# Anyone have any good tautog AKA blackfish recipes



## Anthony (Jul 3, 2002)

I just wanted to get your opinion on a good tog recipe.


----------



## Billfish (Sep 11, 2003)

*stuffed tautog fillets*

Ingredients 

1 pound Sea scallops,chopped 

1 pound Shrimp, chopped 

1/2 cup Olive oil, virgin 

1 tsp. Salt (kosher if available) 

1/2 tsp. Pepper 

1 Carrot, medium, finely minced 

1 cup Scallions, minced 

1/2 cup Clam juice or fish stock 

2 cups Bread crumbs 

1/4 cup Parmesan cheese, grated 

Method 

4 Blackfish fillets or portions, 6 ounces each 
Heat a skillet and add 3 tablespoons of olive oil. Add the minced carrot, kosher salt and pepper and sauté on medium heat for approximately 5 minutes.
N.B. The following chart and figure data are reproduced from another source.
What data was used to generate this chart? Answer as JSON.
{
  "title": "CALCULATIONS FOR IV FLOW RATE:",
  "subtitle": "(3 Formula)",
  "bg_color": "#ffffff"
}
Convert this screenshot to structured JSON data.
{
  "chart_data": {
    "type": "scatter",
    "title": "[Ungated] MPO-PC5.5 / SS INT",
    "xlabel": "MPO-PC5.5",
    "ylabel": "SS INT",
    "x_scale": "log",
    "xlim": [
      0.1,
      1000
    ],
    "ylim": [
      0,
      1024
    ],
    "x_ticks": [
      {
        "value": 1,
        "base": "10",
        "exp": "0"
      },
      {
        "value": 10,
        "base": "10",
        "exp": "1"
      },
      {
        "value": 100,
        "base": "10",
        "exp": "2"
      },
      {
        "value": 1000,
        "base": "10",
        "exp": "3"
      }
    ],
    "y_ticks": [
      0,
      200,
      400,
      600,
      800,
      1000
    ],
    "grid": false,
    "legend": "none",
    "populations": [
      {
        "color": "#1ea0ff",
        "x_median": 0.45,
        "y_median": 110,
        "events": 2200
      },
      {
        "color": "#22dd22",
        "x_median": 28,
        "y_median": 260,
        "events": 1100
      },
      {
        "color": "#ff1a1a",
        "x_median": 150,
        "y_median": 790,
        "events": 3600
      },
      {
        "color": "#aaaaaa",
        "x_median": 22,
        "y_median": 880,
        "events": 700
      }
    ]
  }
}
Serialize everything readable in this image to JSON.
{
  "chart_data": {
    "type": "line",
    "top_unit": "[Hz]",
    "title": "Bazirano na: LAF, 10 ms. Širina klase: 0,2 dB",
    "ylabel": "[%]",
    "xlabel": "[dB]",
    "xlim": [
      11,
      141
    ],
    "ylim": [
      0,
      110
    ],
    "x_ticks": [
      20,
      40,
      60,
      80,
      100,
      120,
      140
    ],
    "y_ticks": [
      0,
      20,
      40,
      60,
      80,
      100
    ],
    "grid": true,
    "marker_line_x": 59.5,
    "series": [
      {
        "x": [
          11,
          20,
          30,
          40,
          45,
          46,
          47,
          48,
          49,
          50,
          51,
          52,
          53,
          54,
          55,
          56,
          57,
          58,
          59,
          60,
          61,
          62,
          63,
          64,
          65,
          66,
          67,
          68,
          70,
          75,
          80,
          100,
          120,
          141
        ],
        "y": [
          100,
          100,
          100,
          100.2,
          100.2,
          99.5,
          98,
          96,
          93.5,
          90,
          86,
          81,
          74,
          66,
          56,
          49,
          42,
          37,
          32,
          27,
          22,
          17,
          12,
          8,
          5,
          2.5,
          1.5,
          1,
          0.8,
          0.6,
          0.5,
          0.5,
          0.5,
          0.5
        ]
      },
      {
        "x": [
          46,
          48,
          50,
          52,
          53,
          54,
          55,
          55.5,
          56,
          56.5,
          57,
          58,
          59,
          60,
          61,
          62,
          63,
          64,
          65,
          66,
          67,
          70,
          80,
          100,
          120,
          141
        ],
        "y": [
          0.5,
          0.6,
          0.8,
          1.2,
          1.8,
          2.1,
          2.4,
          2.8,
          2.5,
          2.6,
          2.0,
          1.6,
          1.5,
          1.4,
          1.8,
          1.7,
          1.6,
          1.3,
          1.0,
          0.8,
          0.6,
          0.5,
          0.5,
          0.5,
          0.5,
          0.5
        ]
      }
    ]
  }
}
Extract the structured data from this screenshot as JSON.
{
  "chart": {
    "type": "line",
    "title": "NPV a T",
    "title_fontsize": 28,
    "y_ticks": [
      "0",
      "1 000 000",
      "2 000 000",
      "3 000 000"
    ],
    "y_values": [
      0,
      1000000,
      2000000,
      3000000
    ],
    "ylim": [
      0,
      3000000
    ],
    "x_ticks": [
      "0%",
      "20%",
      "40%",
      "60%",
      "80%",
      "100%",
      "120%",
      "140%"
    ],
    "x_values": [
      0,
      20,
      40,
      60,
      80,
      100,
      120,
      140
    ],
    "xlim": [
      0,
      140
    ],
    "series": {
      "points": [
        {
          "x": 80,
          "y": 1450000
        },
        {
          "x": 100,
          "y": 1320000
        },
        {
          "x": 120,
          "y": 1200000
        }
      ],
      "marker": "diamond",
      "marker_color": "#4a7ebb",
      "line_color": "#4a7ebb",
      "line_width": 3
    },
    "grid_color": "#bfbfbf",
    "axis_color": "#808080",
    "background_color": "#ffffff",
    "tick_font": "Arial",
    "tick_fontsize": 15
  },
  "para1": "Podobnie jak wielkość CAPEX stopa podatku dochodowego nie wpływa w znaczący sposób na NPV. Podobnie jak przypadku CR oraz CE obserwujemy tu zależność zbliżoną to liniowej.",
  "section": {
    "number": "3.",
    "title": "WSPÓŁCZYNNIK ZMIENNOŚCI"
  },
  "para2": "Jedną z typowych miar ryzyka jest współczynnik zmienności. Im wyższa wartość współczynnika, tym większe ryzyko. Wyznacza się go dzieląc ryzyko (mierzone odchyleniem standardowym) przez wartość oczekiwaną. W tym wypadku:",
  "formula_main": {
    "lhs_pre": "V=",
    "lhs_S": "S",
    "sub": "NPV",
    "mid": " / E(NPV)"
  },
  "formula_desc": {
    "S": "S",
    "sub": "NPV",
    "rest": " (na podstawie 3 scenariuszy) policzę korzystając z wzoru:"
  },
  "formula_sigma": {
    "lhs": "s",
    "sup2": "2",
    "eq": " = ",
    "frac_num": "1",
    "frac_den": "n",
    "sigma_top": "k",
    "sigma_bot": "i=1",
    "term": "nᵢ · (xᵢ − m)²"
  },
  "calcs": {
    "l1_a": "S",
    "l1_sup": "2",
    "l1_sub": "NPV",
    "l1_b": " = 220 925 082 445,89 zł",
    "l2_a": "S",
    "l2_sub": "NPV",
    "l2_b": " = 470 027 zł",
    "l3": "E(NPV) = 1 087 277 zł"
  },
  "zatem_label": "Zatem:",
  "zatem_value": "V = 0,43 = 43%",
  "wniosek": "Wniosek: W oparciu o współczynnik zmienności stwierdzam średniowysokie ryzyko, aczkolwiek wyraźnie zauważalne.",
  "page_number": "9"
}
Add the clam juice (or fish stock) and cook until the liquid has been reduced by about one fourth. Add the scallions, scallops, and shrimp and cook for about 2 minutes. Remove from heat. Mix in bread crumbs and Parmesan cheese and allow stuffing mixture to cool.
Pour half of the remaining olive oil into a baking dish to coat the bottom of the dish. Place the 4 fish fillets or portions in the baking dish. Spread the stuffing mixture evenly over the surface of each of the four fillets. Drizzle the remaining olive oil over the stuffed fillets. Bake in a preheated over at 400ºF for 15 to 20 minutes or until the fish just turns opaque and begins to flake.


----------



## eaglesfanguy (May 1, 2003)

*Blackened tautog.*

Get magics.. blackened fish spice.. Fallow directions and it is as good if not better then blackened redfish..


----------